Do a reduction of shallots, tarragon and peppercorns, vinegar and wine to about 1/4 cup. Strain through a fine mesh strainer into the top a double boiler. Whisk the yolks into the wine/vinegar reduction.  Place over barely simmering water. (The water in the lower portion of the double boiler should not make contact with the upper portion of the pot.) Whisking constantly, watch until it starts to thicken – this is a pretty subtle change. Do not stop whisking and watch very carefully. 

Turn off the heat and remove the top portion from the double boiler.

Begin drizzling the butter in while whisking. (It really helps to have a third arm or an assistant here.) Keep the hot water handy, and work on and off the heat. If the sauce looks as if it is about to break, take it off the heat and whisk aggressively to cool. A teaspoon of cold water may be added to facilitate cooling. When all the butter is in, season with salt, a tablespoon of chopped fresh tarragon and a bit of cayenne pepper.

This makes for an insanely rich breakfast. You should probably wash it down with Mimosas made with brilliantly fresh orange juice.

 ____________________
UPDATE
____________________

My memory is worse than even I suspected. I gave Friday a re-read the other night, and when I came to the breakfast in question, it was much divergent from my memory. Suffice to say, the Hilton was not in San Francisco and the Eggs on Horseback were nothing more than a pair of sunny-side up eggs on a steak. I still like my version better.

Sunday, August 1, 2010

The Flat Iron Steak

The Flat Iron Steak, aka the Top Blade Steak, is the end of the chuck. It was developed in university labs, which is incredibly cool to those of us food geeks who find the science of food as appealing as its nutritive and flavor qualities. The reason for laboratory development was because they took the genes of the best tasting. . . . OK, no, that's wrong.

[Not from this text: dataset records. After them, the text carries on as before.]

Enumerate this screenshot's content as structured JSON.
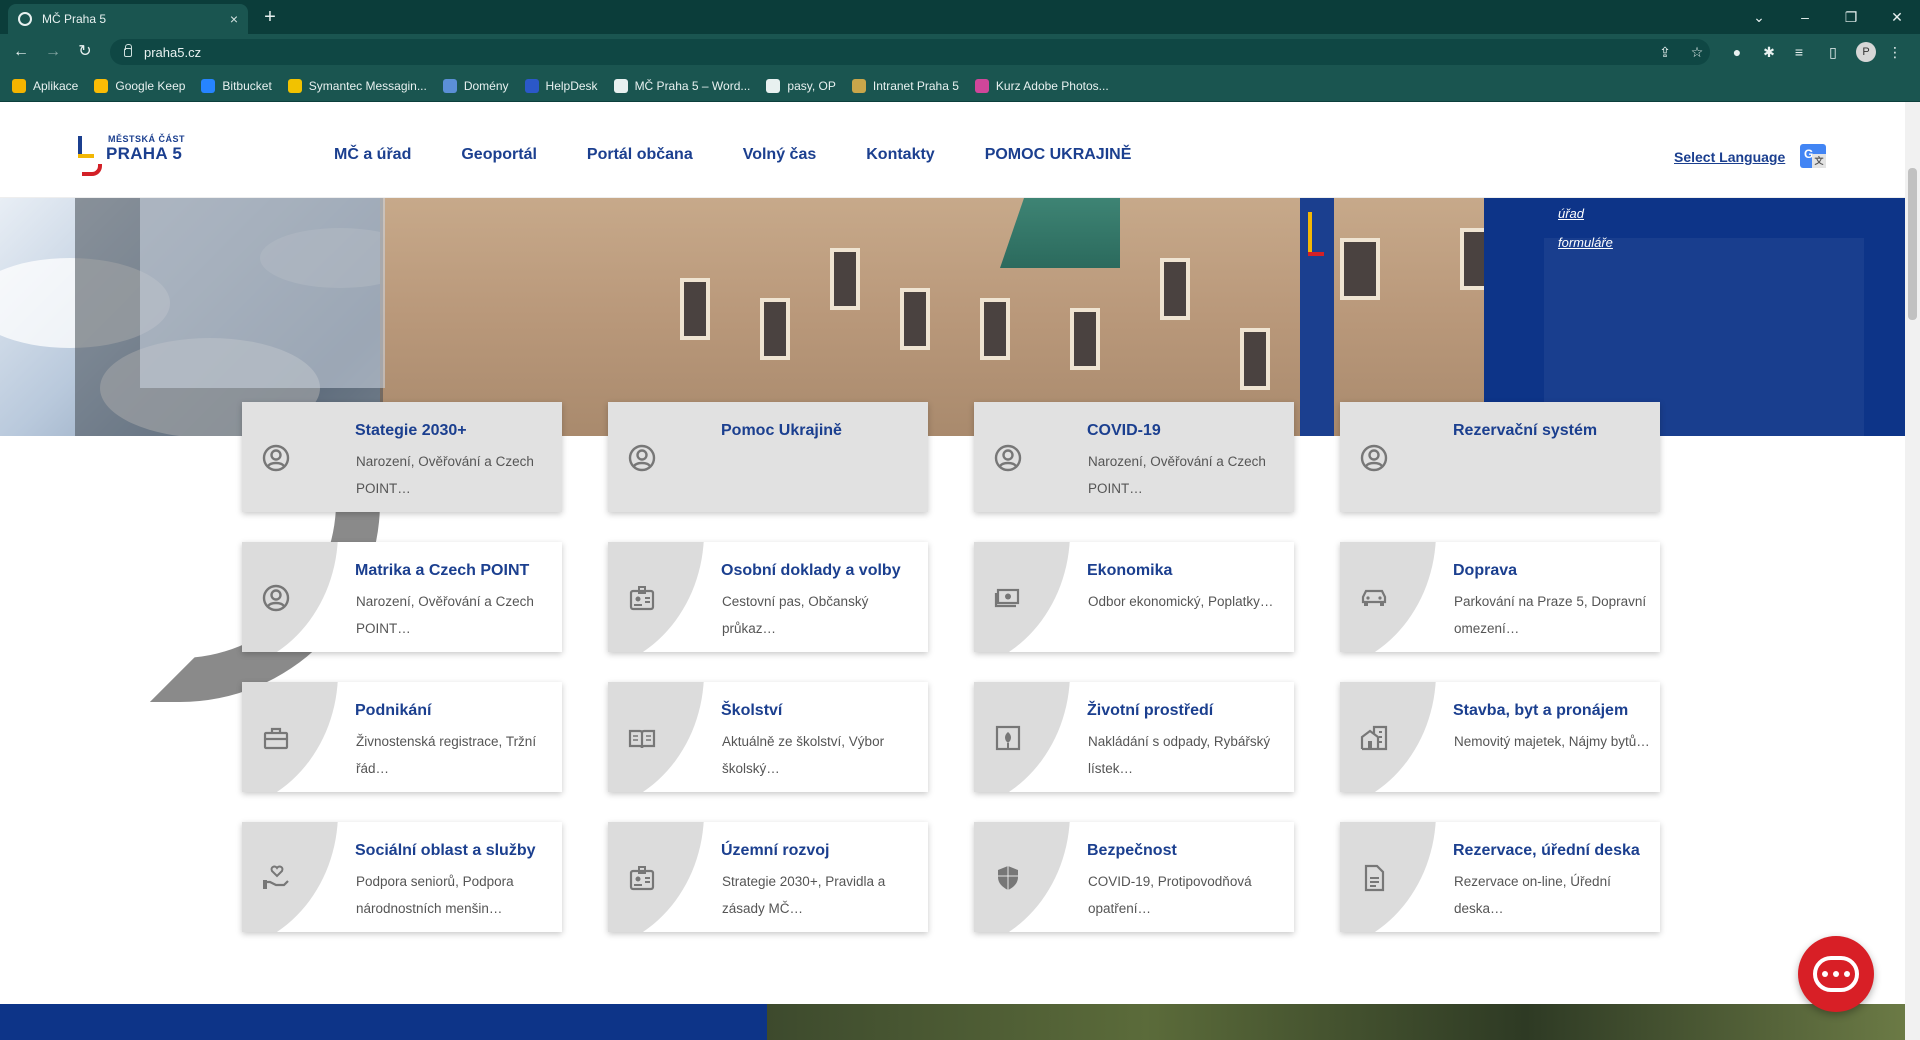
{
  "browser": {
    "tab_title": "MČ Praha 5",
    "tab_close": "×",
    "new_tab": "+",
    "url": "praha5.cz",
    "profile_initial": "P",
    "window_controls": [
      "⌄",
      "–",
      "❐",
      "✕"
    ],
    "bookmarks": [
      {
        "label": "Aplikace",
        "color": "#f4b400"
      },
      {
        "label": "Google Keep",
        "color": "#fbbc04"
      },
      {
        "label": "Bitbucket",
        "color": "#2684ff"
      },
      {
        "label": "Symantec Messagin...",
        "color": "#f2c200"
      },
      {
        "label": "Domény",
        "color": "#5b8fd6"
      },
      {
        "label": "HelpDesk",
        "color": "#2b58c9"
      },
      {
        "label": "MČ Praha 5 – Word...",
        "color": "#e8f1f0"
      },
      {
        "label": "pasy, OP",
        "color": "#e8f1f0"
      },
      {
        "label": "Intranet Praha 5",
        "color": "#c9a64a"
      },
      {
        "label": "Kurz Adobe Photos...",
        "color": "#d0469a"
      }
    ]
  },
  "header": {
    "logo_top": "MĚSTSKÁ ČÁST",
    "logo_main": "PRAHA 5",
    "nav": [
      "MČ a úřad",
      "Geoportál",
      "Portál občana",
      "Volný čas",
      "Kontakty",
      "POMOC UKRAJINĚ"
    ],
    "select_language": "Select Language",
    "translate_icon_letter": "G"
  },
  "hero": {
    "links": [
      "úřad",
      "formuláře"
    ]
  },
  "cards": [
    {
      "title": "Stategie 2030+",
      "desc": "Narození, Ověřování a Czech POINT…",
      "icon": "user-circle-icon",
      "style": "grey"
    },
    {
      "title": "Pomoc Ukrajině",
      "desc": "",
      "icon": "user-circle-icon",
      "style": "grey"
    },
    {
      "title": "COVID-19",
      "desc": "Narození, Ověřování a Czech POINT…",
      "icon": "user-circle-icon",
      "style": "grey"
    },
    {
      "title": "Rezervační systém",
      "desc": "",
      "icon": "user-circle-icon",
      "style": "grey"
    },
    {
      "title": "Matrika a Czech POINT",
      "desc": "Narození, Ověřování a Czech POINT…",
      "icon": "user-circle-icon",
      "style": "white"
    },
    {
      "title": "Osobní doklady a volby",
      "desc": "Cestovní pas, Občanský průkaz…",
      "icon": "id-badge-icon",
      "style": "white"
    },
    {
      "title": "Ekonomika",
      "desc": "Odbor ekonomický, Poplatky…",
      "icon": "money-icon",
      "style": "white"
    },
    {
      "title": "Doprava",
      "desc": "Parkování na Praze 5, Dopravní omezení…",
      "icon": "car-icon",
      "style": "white"
    },
    {
      "title": "Podnikání",
      "desc": "Živnostenská registrace, Tržní řád…",
      "icon": "briefcase-icon",
      "style": "white"
    },
    {
      "title": "Školství",
      "desc": "Aktuálně ze školství, Výbor školský…",
      "icon": "book-icon",
      "style": "white"
    },
    {
      "title": "Životní prostředí",
      "desc": "Nakládání s odpady, Rybářský lístek…",
      "icon": "eco-icon",
      "style": "white"
    },
    {
      "title": "Stavba, byt a pronájem",
      "desc": "Nemovitý majetek, Nájmy bytů…",
      "icon": "buildings-icon",
      "style": "white"
    },
    {
      "title": "Sociální oblast a služby",
      "desc": "Podpora seniorů, Podpora národnostních menšin…",
      "icon": "hand-heart-icon",
      "style": "white"
    },
    {
      "title": "Územní rozvoj",
      "desc": "Strategie 2030+, Pravidla a zásady MČ…",
      "icon": "id-badge-icon",
      "style": "white"
    },
    {
      "title": "Bezpečnost",
      "desc": "COVID-19, Protipovodňová opatření…",
      "icon": "shield-icon",
      "style": "white"
    },
    {
      "title": "Rezervace, úřední deska",
      "desc": "Rezervace on-line, Úřední deska…",
      "icon": "document-icon",
      "style": "white"
    }
  ],
  "colors": {
    "brand_blue": "#1b3f8f",
    "chrome_teal": "#1a5550",
    "chat_red": "#d81f26"
  }
}
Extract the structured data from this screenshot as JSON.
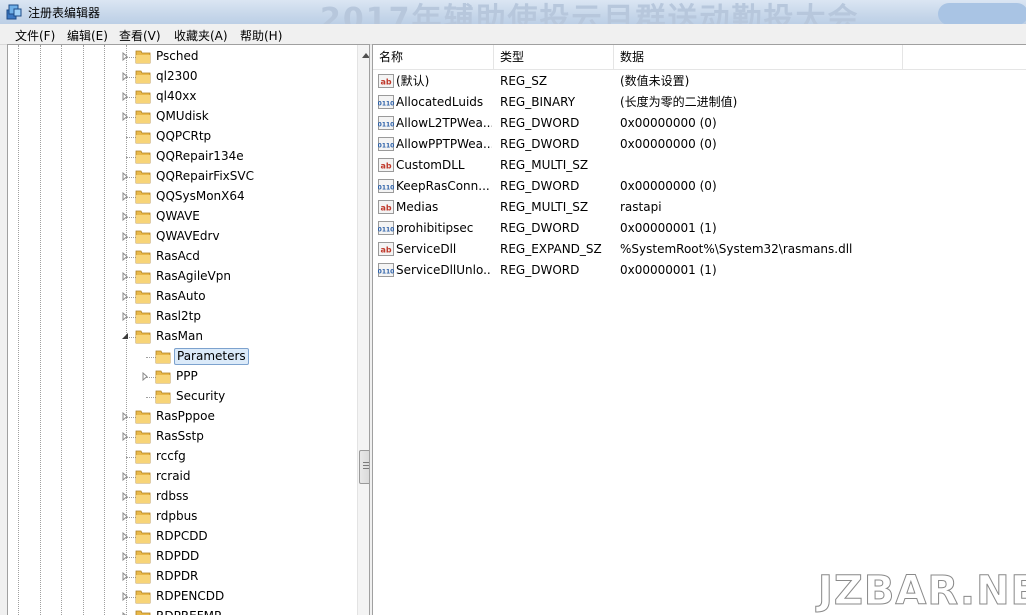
{
  "window": {
    "title": "注册表编辑器",
    "background_banner": "2017年辅助使投云目群送动勤投大会"
  },
  "menu": [
    {
      "label": "文件(F)"
    },
    {
      "label": "编辑(E)"
    },
    {
      "label": "查看(V)"
    },
    {
      "label": "收藏夹(A)"
    },
    {
      "label": "帮助(H)"
    }
  ],
  "tree": [
    {
      "label": "Psched",
      "expandable": true,
      "selected": false
    },
    {
      "label": "ql2300",
      "expandable": true,
      "selected": false
    },
    {
      "label": "ql40xx",
      "expandable": true,
      "selected": false
    },
    {
      "label": "QMUdisk",
      "expandable": true,
      "selected": false
    },
    {
      "label": "QQPCRtp",
      "expandable": false,
      "selected": false
    },
    {
      "label": "QQRepair134e",
      "expandable": false,
      "selected": false
    },
    {
      "label": "QQRepairFixSVC",
      "expandable": true,
      "selected": false
    },
    {
      "label": "QQSysMonX64",
      "expandable": true,
      "selected": false
    },
    {
      "label": "QWAVE",
      "expandable": true,
      "selected": false
    },
    {
      "label": "QWAVEdrv",
      "expandable": true,
      "selected": false
    },
    {
      "label": "RasAcd",
      "expandable": true,
      "selected": false
    },
    {
      "label": "RasAgileVpn",
      "expandable": true,
      "selected": false
    },
    {
      "label": "RasAuto",
      "expandable": true,
      "selected": false
    },
    {
      "label": "Rasl2tp",
      "expandable": true,
      "selected": false
    },
    {
      "label": "RasMan",
      "expandable": true,
      "expanded": true,
      "selected": false
    },
    {
      "label": "Parameters",
      "expandable": false,
      "selected": true,
      "child": true
    },
    {
      "label": "PPP",
      "expandable": true,
      "selected": false,
      "child": true
    },
    {
      "label": "Security",
      "expandable": false,
      "selected": false,
      "child": true
    },
    {
      "label": "RasPppoe",
      "expandable": true,
      "selected": false
    },
    {
      "label": "RasSstp",
      "expandable": true,
      "selected": false
    },
    {
      "label": "rccfg",
      "expandable": false,
      "selected": false
    },
    {
      "label": "rcraid",
      "expandable": true,
      "selected": false
    },
    {
      "label": "rdbss",
      "expandable": true,
      "selected": false
    },
    {
      "label": "rdpbus",
      "expandable": true,
      "selected": false
    },
    {
      "label": "RDPCDD",
      "expandable": true,
      "selected": false
    },
    {
      "label": "RDPDD",
      "expandable": true,
      "selected": false
    },
    {
      "label": "RDPDR",
      "expandable": true,
      "selected": false
    },
    {
      "label": "RDPENCDD",
      "expandable": true,
      "selected": false
    },
    {
      "label": "RDPREFMP",
      "expandable": true,
      "selected": false
    }
  ],
  "columns": {
    "name": "名称",
    "type": "类型",
    "data": "数据"
  },
  "values": [
    {
      "name": "(默认)",
      "type": "REG_SZ",
      "data": "(数值未设置)",
      "icon": "string-value-icon"
    },
    {
      "name": "AllocatedLuids",
      "type": "REG_BINARY",
      "data": "(长度为零的二进制值)",
      "icon": "binary-value-icon"
    },
    {
      "name": "AllowL2TPWea...",
      "type": "REG_DWORD",
      "data": "0x00000000 (0)",
      "icon": "binary-value-icon"
    },
    {
      "name": "AllowPPTPWea...",
      "type": "REG_DWORD",
      "data": "0x00000000 (0)",
      "icon": "binary-value-icon"
    },
    {
      "name": "CustomDLL",
      "type": "REG_MULTI_SZ",
      "data": "",
      "icon": "string-value-icon"
    },
    {
      "name": "KeepRasConn...",
      "type": "REG_DWORD",
      "data": "0x00000000 (0)",
      "icon": "binary-value-icon"
    },
    {
      "name": "Medias",
      "type": "REG_MULTI_SZ",
      "data": "rastapi",
      "icon": "string-value-icon"
    },
    {
      "name": "prohibitipsec",
      "type": "REG_DWORD",
      "data": "0x00000001 (1)",
      "icon": "binary-value-icon"
    },
    {
      "name": "ServiceDll",
      "type": "REG_EXPAND_SZ",
      "data": "%SystemRoot%\\System32\\rasmans.dll",
      "icon": "string-value-icon"
    },
    {
      "name": "ServiceDllUnlo...",
      "type": "REG_DWORD",
      "data": "0x00000001 (1)",
      "icon": "binary-value-icon"
    }
  ],
  "watermark": "JZBAR.NET"
}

The reason that it took teams in two major United States universities to develop the flat iron steak is because, sitting at the end of the Chuck where it does, it has a chunk of connective tissue in the middle of three pieces of succulently tender and flavorful beef that had to be navigated around. They took this garbage cut of meat and cut it in such a way that it got rid of the leathery connective tissue, leaving only the beautifully marbled, tender and delicious beef.

Locally, this is still a pretty cheap cut of beef, comparable to the Top Sirloin, but the flavor is incomparable. I have waited for years to try this cut, and now I want to try it in every way possible. When in Gardnerville, Nevada last time, at a little Basque restaurant, I had a garlic steak. They used a shell steak, but I think that I am going to try this with a nice thick Flat Iron.